Rookies en Coupe du Monde : ce que le passage chez les Élites change vraiment pour Max et Till Alran

Ils étaient attendus, forcément. Après leurs saisons juniors, Max et Till Alran débarquent cette année dans le grand bain élite avec tout ce que ça implique : plus de pression, plus d’attention, plus de sollicitations… mais aussi un cadre de travail qui évolue. Avec Arthur Quet, ingénieur performance, et Maxime Auguin, superviseur technique au plus près du terrain, on a voulu comprendre ce que change concrètement une première année de rookie en Coupe du Monde. Pas seulement en matière de résultats, mais dans la façon de préparer, d’accompagner et de faire progresser encore deux pilotes dont tout le monde s’accorde à dire qu’ils ont un talent et un potentiel certain…

Rookie : plus qu’un statut, un changement d’environnement

Dans le paddock, le mot revient souvent : rookie. Il désigne ces anciens juniors, souvent très attendus, qui découvrent leur première saison complète chez les élites. On parle volontiers de leur potentiel, de leur vitesse, de leur capacité à se confronter immédiatement aux meilleurs. Mais on évoque moins souvent ce que ce passage implique en coulisses.

Car entrer dans la catégorie élite, ce n’est pas seulement changer de classement. C’est changer de monde. Les enjeux montent d’un cran, les regards aussi. Pour Max et Till Alran, déjà identifiés comme deux des jeunes les plus prometteurs de leur génération, cette bascule ne se limite donc pas à rouler plus vite ou à affronter une densité supérieure. Elle appelle à faire évoluer le travail, la préparation et la manière d’aborder chaque week-end.

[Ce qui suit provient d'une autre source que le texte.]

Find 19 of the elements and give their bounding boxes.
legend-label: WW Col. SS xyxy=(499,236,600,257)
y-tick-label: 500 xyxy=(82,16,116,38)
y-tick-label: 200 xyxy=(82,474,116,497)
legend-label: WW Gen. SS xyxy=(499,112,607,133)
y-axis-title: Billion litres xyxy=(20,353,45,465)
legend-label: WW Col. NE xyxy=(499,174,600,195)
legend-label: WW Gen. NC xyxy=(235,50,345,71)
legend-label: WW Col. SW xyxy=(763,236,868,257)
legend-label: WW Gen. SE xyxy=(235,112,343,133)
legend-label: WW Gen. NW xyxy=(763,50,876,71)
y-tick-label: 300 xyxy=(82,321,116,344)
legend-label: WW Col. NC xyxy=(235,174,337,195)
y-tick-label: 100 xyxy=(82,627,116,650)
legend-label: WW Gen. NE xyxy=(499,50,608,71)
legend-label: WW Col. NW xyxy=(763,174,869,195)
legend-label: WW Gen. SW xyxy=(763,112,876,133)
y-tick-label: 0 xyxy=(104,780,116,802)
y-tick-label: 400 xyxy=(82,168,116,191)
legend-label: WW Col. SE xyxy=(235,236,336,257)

Arthur Quet, ingénieur performance, le pose d’entrée : avant de parler de ce à quoi les rookies ont désormais accès, il faut d’abord regarder ce qui leur tombe dessus.

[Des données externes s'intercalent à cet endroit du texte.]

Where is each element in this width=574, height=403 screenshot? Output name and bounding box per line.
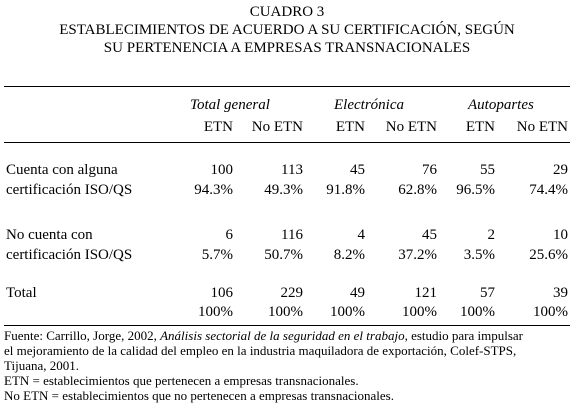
table-cell: 100%	[402, 304, 437, 320]
row-label: No cuenta con	[6, 227, 93, 243]
subheader-no-etn: No ETN	[251, 119, 303, 135]
table-cell: 74.4%	[529, 182, 568, 198]
table-cell: 100%	[268, 304, 303, 320]
row-label: Cuenta con alguna	[6, 162, 118, 178]
table-bottom-rule	[4, 325, 570, 326]
no-etn-definition: No ETN = establecimientos que no pertene…	[4, 388, 394, 403]
table-cell: 229	[280, 285, 304, 301]
row-label-total: Total	[6, 285, 37, 301]
table-cell: 10	[553, 227, 568, 243]
source-note-line-2: el mejoramiento de la calidad del empleo…	[4, 343, 517, 358]
table-cell: 121	[414, 285, 438, 301]
table-cell: 100%	[533, 304, 568, 320]
row-label: certificación ISO/QS	[6, 247, 133, 263]
table-cell: 106	[210, 285, 234, 301]
table-cell: 37.2%	[398, 247, 437, 263]
table-caption-number: CUADRO 3	[249, 4, 325, 20]
table-cell: 5.7%	[201, 247, 233, 263]
source-title: Análisis sectorial de la seguridad en el…	[160, 328, 405, 343]
table-cell: 100	[210, 162, 234, 178]
table-cell: 116	[281, 227, 303, 243]
table-cell: 100%	[330, 304, 365, 320]
subheader-etn: ETN	[203, 119, 233, 135]
source-prefix: Fuente: Carrillo, Jorge, 2002,	[4, 328, 161, 343]
table-cell: 96.5%	[456, 182, 495, 198]
etn-definition: ETN = establecimientos que pertenecen a …	[4, 373, 359, 388]
table-cell: 113	[281, 162, 303, 178]
source-note: Fuente: Carrillo, Jorge, 2002, Análisis …	[4, 328, 523, 343]
subheader-etn: ETN	[465, 119, 495, 135]
table-title-line-1: ESTABLECIMIENTOS DE ACUERDO A SU CERTIFI…	[59, 22, 515, 38]
table-cell: 45	[422, 227, 437, 243]
table-cell: 55	[480, 162, 495, 178]
table-top-rule	[4, 86, 570, 87]
table-cell: 57	[480, 285, 495, 301]
header-bottom-rule	[4, 142, 570, 143]
group-header-total-general: Total general	[190, 97, 270, 113]
table-cell: 100%	[198, 304, 233, 320]
subheader-no-etn: No ETN	[516, 119, 568, 135]
table-cell: 29	[553, 162, 568, 178]
group-header-autopartes: Autopartes	[468, 97, 534, 113]
table-cell: 39	[553, 285, 568, 301]
table-cell: 3.5%	[463, 247, 495, 263]
table-cell: 76	[422, 162, 437, 178]
group-header-electronica: Electrónica	[334, 97, 404, 113]
source-suffix: , estudio para impulsar	[404, 328, 523, 343]
source-note-line-3: Tijuana, 2001.	[4, 358, 79, 373]
table-cell: 8.2%	[333, 247, 365, 263]
table-cell: 45	[350, 162, 365, 178]
table-cell: 100%	[460, 304, 495, 320]
table-cell: 4	[357, 227, 366, 243]
table-title-line-2: SU PERTENENCIA A EMPRESAS TRANSNACIONALE…	[103, 40, 471, 56]
table-cell: 6	[225, 227, 234, 243]
table-cell: 49	[350, 285, 365, 301]
table-cell: 62.8%	[398, 182, 437, 198]
subheader-no-etn: No ETN	[385, 119, 437, 135]
subheader-etn: ETN	[335, 119, 365, 135]
table-cell: 25.6%	[529, 247, 568, 263]
table-cell: 91.8%	[326, 182, 365, 198]
row-label: certificación ISO/QS	[6, 182, 133, 198]
table-cell: 94.3%	[194, 182, 233, 198]
table-cell: 49.3%	[264, 182, 303, 198]
table-cell: 50.7%	[264, 247, 303, 263]
table-cell: 2	[487, 227, 496, 243]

« Moi, je commencerais par ce qui leur est imposé. Il y a des challenges nouveaux, il y a de la pression, de l’attente sur eux [en passant chez les élites]. Et en fait, ils ont accès à des choses qui leur permettent de mieux supporter, mieux encaisser tout ça et se développer. »

C’est sans doute là que se situe le vrai sujet. Une année de rookie réussie ne consiste pas seulement à donner plus de moyens à un jeune pilote. Elle consiste surtout à lui donner les bons outils, au bon moment, sans ajouter trop de complexité à un environnement déjà plus lourd à gérer de par les enjeux que la Coupe du Monde impose d’elle-même.

Du cocon junior au cadre élite

En junior, le travail avait une autre logique. Il fallait construire les bases, transmettre des méthodes, apprendre à gérer un week-end de Coupe du Monde sans brûler les étapes. Arthur le résume bien : l’objectif était de leur donner un cadre, avec des vélos proches de ceux des élites, mais sans les noyer dans tous les détails.

Il y avait déjà de l’adaptation, bien sûr. Max et Till ne sont pas des pilotes à l’ancienne. Arthur parle d’un style de pilotage « nouvelle génération », plus fluide, plus relâché, qui demande parfois des choix de réglages un peu différents. Mais l’idée restait de préserver une forme de stabilité : un vélo connu, des repères simples, un environnement lisible.

« En junior, c’est plus leur donner les méthodes, les vélos réglés par les élites, tout en ayant quand même des adaptations pour eux parce qu’ils ont un style de pilotage un peu nouvelle génération, très fluide, très relax. »

Cette phase d’apprentissage ne concernait pas seulement la technique pure. Il fallait aussi les sensibiliser à tout ce qui fait la performance en Coupe du Monde : lire une piste, organiser un week-end, collaborer avec les mécaniciens, comprendre le rôle de chacun, savoir quand parler réglage et quand laisser les choses tranquilles.

En d’autres termes, leur apprendre à travailler comme des pilotes élites avant même qu’ils ne le soient officiellement.

Ne pas se perdre : la priorité junior

Maxime Auguin, lui, est au contact direct du quotidien. C’est lui qui suit les pilotes run après run, qui échange avec eux, qui accompagne les choix techniques et les ajustements au fil d’un week-end. Et quand il compare junior et élite, son premier mot d’ordre est clair : en junior, il fallait surtout éviter de se perdre.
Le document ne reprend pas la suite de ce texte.